From Ian Thomson's Introduction
January 22, 2016 6:19 AM   Subscribe

Ian Thomson says in the introduction of The Third Man by Greene that Lime,with his alley rat amorality, is a familiar Greene character. What does this "alley rat amorality" mean? And he also writes that Greene's literary interest was not just in shabby crooks and other compromised characters;he wanted to dissect their morally ambivalent worlds. Will you explain what "compromised characters" are? Thank you!
posted by mizukko to Writing & Language (7 answers total) 1 user marked this as a favorite
 
What does this "alley rat amorality" mean?

I would read alley rat as slang for a street criminal and crook.
Amorality originally meant Not within the sphere of moral sense; not to be characterized as either good or bad; non-moral (OED), but is largely used to describe someone unconcerned whether an action is right or wrong.
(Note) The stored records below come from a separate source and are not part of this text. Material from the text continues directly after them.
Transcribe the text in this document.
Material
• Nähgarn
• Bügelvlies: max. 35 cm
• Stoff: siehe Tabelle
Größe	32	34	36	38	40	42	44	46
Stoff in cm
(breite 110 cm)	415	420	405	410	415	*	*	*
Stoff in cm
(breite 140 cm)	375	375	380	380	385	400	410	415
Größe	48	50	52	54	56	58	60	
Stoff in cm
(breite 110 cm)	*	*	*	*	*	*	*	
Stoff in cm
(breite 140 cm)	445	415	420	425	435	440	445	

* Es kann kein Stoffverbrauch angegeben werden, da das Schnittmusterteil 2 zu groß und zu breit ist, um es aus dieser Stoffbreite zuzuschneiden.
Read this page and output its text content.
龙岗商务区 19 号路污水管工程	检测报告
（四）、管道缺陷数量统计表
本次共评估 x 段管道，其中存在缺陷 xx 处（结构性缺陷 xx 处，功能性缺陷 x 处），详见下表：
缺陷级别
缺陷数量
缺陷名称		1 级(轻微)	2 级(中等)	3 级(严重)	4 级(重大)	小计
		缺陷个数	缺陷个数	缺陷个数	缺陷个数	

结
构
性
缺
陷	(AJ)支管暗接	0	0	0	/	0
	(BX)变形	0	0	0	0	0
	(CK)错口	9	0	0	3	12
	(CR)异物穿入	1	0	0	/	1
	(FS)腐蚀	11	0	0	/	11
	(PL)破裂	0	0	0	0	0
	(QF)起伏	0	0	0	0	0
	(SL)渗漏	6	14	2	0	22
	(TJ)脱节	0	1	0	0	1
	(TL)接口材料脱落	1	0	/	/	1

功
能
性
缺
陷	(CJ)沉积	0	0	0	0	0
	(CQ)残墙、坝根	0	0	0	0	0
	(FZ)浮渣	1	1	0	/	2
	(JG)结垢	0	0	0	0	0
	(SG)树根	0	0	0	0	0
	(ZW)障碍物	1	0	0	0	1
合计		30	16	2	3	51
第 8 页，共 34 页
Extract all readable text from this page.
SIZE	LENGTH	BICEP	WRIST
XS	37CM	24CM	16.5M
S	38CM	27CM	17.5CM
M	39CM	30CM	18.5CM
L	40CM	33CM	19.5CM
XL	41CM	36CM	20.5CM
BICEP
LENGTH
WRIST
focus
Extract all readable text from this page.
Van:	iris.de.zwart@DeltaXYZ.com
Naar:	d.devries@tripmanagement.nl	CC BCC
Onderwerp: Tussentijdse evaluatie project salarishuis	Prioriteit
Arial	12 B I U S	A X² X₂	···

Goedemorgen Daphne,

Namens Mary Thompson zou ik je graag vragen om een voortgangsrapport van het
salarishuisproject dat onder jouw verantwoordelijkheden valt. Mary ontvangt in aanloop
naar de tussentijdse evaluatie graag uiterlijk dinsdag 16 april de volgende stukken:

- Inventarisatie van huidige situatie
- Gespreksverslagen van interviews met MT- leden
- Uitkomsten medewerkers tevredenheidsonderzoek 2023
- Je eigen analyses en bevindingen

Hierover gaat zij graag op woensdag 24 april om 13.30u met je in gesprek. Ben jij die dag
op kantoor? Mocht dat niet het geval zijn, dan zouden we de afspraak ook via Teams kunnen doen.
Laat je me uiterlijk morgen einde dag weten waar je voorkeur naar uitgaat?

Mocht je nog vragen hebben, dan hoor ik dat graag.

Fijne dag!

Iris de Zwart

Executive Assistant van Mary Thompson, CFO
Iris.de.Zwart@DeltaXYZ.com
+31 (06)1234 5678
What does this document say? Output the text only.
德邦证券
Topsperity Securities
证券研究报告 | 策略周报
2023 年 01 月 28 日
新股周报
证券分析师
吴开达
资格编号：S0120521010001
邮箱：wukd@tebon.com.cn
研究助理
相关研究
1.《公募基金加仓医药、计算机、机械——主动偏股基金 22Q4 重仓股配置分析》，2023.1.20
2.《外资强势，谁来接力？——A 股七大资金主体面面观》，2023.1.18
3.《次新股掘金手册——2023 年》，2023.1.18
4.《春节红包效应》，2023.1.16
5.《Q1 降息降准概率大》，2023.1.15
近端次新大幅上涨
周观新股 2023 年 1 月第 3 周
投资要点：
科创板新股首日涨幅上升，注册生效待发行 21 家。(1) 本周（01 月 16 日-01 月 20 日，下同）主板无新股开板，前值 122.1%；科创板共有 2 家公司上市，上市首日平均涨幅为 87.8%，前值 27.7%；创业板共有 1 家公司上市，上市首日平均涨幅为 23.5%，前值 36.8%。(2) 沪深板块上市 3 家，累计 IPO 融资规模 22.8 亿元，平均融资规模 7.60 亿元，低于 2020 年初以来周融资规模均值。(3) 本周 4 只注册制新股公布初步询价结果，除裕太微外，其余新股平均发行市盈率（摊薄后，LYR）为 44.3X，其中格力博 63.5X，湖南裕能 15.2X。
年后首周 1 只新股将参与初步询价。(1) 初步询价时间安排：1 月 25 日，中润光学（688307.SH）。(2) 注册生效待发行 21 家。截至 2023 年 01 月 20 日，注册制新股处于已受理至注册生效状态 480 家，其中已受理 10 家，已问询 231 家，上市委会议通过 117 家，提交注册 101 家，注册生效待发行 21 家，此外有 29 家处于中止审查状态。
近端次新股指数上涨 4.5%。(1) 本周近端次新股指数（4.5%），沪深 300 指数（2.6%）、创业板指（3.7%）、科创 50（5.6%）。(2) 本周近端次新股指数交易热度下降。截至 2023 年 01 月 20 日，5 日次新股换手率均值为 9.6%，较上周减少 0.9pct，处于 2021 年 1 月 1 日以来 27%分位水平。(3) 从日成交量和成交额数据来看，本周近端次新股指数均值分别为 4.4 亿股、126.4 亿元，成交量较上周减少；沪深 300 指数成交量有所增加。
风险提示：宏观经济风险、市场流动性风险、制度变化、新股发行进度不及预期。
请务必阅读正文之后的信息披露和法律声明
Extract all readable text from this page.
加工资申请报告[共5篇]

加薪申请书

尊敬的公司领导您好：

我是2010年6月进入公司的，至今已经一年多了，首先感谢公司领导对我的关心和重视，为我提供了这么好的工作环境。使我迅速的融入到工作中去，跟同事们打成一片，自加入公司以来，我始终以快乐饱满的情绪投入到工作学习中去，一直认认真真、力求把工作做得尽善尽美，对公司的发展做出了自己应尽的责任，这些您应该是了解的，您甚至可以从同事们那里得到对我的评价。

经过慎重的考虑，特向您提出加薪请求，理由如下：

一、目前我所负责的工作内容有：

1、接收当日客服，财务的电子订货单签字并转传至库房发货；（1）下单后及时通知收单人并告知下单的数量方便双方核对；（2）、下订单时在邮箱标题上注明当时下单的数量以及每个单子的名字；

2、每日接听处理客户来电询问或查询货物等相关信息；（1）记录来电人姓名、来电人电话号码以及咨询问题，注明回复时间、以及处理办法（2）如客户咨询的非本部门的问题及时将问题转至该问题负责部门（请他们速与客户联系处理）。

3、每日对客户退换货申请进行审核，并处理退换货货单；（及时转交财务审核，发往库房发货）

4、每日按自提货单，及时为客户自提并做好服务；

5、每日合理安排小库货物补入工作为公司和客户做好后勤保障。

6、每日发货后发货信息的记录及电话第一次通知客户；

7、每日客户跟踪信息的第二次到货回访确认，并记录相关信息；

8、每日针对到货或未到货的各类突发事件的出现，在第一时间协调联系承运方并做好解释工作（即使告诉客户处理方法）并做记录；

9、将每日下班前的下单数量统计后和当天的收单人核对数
My understanding is that Thomson is describing the character of Lime as unconcerned whether his actions are good or bad, like a street criminal.

Cassel's dictionary of slang:
alley rat n. (US) 1 [1910s-50s] a particularly unpleasant, villanous and impoverished person. 2 [1930s] a pimp, esp. one involved in cheating a prostitute's clients. [SE alley, the unsavoury area of a town + RAT n.2 (1)]
posted by zamboni at 6:42 AM on January 22, 2016 [2 favorites]


Will you explain what "compromised characters" are?

Here, compromised is used to mean damaged in reputation (OED) . Shabby crooks and alley rats have poor reputations.
posted by zamboni at 6:52 AM on January 22, 2016


Best answer: Also morally compromised internally - characters who act out of pure self interest in a situation, without reference to a clear set of values.
posted by crocomancer at 7:10 AM on January 22, 2016 [2 favorites]


Best answer: I take "compromised characters" to be a clever figure of speech hinging on the moral sense of "character" as well as the literary or dramatic sense. The (dramatic) characters' (moral) character is compromised by their actions or their lack of concern for the morality thereof.

Worth mentioning that, in Greene's novels and stories, his characters tend to fall on two sides of this sort of compromise: he often pits a person who believes nothing or has lost the ability to believe in something, and is in that way compromised as a moral actor, against a person who believes one thing so strongly that they are willing to compromise other moral ideals and in so doing become equally repugnant or even more repugnant, or even incomprehensible to the first character. It is a while since I watched The Third Man, and I do not recall whether Joseph Cotton's character falls exactly into the latter trope, but Wells' Harry Lime certainly falls into the former.
posted by gauche at 7:19 AM on January 22, 2016 [2 favorites]


As far as I recall, "morally compromised" tends to describe one forced to serve two masters (or more abstractly, principles). A police officer with a brother who's a crook for example --- someone who will uphold the law but not betray his family. Spies tend to be inherently morally compromised --- betraying their friends and lovers to serve their country. One can also be morally compromised through one's own selfishness, or willingness to pursue one's self-interest. A character who wants to do good but is unwilling to put themselves in danger. A character who is morally compromised can be quite useful in a drama, because you aren't sure which way they'll jump, which principle or obligation will win out when put to the test.
posted by Diablevert at 8:11 AM on January 22, 2016 [1 favorite]


Alley rat and sewer rat can also mean someone who thrives in a situation where all social and moral norms have broken down or are irrelevant.
posted by Cool Papa Bell at 10:44 AM on January 22, 2016


"alley rat amorality" = doing anything to survive, no matter the morals. Morals are a luxury for folks with standing in civilized society. Alley rats cannot afford the luxury of respecting so called "morality".